If the rest of the world is waiting for advances in solar architecture before fully embracing the practice, they’re wasting time. “We don’t need a lot of new technology or new concepts; it’s all there now, it’s all in the market,” Tobias asserts. “When we started doing these things 20 years ago, we had to invent a lot of the things that we needed, like certain window frames with good insulation, but this is state-of-the art and you can get it—you just have to apply it. The innovation is done and we have to spread it. We just have to apply it.”

There hasn’t been a great deal of action outside of Germany, but the interest is there. Representing Disch Solar Architecture, Bube recently traveled to Mexico and Russia, and he has been asked to share his presentations in China on many occasions. “We all have the same problems,” he explains. “We have climate change. In countries like the U.S. and in Germany, buildings account for almost one-half of energy consumption and we are running out of fossil fuels. Everyone has the same problem, so they’re interested in energy efficiency.”

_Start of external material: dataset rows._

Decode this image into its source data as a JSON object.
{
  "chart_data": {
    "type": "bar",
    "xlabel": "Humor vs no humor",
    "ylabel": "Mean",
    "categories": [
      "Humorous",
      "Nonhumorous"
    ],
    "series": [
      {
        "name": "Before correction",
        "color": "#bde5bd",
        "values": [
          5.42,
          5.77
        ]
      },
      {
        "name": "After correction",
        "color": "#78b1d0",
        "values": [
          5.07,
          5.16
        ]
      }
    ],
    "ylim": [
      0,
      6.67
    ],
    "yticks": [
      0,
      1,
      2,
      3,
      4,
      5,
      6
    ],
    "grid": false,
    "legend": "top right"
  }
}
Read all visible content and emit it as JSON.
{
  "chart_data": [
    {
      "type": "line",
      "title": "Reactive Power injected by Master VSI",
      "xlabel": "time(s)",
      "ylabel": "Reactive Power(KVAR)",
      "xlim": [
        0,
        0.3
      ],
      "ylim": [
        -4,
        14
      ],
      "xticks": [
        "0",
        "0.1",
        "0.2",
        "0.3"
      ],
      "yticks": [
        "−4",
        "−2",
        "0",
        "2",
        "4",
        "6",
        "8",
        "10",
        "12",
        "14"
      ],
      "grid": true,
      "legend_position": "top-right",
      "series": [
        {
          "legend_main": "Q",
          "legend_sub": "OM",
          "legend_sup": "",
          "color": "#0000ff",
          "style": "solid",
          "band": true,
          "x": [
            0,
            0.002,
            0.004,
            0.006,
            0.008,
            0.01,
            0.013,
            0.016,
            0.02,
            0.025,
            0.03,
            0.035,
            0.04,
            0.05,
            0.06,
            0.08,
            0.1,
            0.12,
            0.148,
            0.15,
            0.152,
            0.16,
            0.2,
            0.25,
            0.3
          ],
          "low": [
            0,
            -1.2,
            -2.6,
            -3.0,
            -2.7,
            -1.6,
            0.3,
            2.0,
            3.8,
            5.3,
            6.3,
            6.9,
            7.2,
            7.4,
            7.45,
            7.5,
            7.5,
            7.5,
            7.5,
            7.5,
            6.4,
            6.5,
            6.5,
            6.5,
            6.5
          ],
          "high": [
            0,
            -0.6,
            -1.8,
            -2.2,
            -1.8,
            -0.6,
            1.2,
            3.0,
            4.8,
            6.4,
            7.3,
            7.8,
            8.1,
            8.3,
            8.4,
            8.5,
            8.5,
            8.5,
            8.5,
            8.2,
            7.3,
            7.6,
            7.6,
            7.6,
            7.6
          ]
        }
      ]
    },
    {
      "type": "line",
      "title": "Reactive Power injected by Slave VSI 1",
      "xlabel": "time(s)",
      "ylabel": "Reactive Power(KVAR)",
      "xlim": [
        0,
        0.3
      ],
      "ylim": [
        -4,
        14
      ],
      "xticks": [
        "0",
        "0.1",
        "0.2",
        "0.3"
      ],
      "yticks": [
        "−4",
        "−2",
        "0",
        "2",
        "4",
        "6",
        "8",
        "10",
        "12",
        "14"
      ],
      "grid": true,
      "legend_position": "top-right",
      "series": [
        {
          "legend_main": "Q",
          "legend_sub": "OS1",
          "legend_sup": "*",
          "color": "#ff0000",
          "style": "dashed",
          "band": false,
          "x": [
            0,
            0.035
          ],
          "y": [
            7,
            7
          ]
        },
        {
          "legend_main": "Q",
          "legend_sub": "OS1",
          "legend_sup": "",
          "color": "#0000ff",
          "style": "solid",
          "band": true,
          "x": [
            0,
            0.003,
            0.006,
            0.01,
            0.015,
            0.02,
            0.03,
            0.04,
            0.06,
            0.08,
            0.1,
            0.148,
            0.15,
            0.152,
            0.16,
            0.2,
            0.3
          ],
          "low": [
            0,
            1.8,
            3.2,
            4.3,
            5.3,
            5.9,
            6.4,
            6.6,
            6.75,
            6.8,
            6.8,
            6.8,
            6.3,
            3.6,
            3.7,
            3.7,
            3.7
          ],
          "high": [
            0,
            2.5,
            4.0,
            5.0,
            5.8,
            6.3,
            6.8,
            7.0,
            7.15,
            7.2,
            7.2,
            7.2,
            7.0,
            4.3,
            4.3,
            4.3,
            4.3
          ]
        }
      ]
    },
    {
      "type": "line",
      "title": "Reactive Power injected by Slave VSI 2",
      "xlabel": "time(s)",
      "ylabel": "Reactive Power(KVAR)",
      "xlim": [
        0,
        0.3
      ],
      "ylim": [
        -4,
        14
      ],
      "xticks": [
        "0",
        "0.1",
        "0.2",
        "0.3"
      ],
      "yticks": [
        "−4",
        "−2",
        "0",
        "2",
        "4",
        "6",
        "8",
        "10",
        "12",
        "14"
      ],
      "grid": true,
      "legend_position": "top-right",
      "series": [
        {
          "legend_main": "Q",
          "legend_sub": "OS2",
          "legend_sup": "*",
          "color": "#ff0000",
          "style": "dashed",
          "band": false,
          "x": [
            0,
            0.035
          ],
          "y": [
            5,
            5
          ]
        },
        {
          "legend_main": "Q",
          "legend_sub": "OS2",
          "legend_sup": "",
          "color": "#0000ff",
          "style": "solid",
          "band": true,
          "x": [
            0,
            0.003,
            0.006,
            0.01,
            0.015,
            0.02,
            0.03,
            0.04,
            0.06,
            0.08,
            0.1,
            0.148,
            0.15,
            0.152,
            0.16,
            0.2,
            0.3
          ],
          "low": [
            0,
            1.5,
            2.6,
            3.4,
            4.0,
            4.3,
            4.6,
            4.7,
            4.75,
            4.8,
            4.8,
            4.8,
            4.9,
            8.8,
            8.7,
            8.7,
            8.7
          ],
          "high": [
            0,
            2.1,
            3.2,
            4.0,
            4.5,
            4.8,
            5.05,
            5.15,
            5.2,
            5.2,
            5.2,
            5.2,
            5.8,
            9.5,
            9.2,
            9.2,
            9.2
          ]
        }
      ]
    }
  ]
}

Bube has also spoken in the U.S. on PlusEnergy. “My impression is that the U.S. is really several years behind the development here in Germany and Switzerland and Austria and Denmark and all these countries where we have done some things [in solar architecture],” he recalls. “I was talking to developers and architects there and they’re discussing things now that we solved 15 years ago. It was very similar to the things that I was talking to people about in Russia. But of course, in the U.S., there are architects who are innovative and who want to do things.”

One of the issues responsible for the delayed reaction in solar architecture is, not surprisingly, money. “I think the problem is the development companies, really. They are rather conservative. They want to try to earn money with the kind of project that they have always done and they don’t want to change that.”

But change is good, and the trail-blazing Disch is hardly finished providing an example to the architectural industry across the globe. “Sooner or later residents will want more, even the developers will, because nobody can afford the energy costs anymore,” Bube notes. “And also, the prices for the energy technology are going down, so that’s good news.”

The famed architect’s work is not done in Germany, either. “The real problem is not the new buildings; it’s the existing buildings,” Bube says. “We have a refurbishment rate in Germany of one percent, which means we need 100 years until we have done energy optimization for all the buildings that we have, and we don’t have these 100 years. So we have to speed up there.” Rolf Disch and team will speed up, and the rest of us, sooner or later, will follow.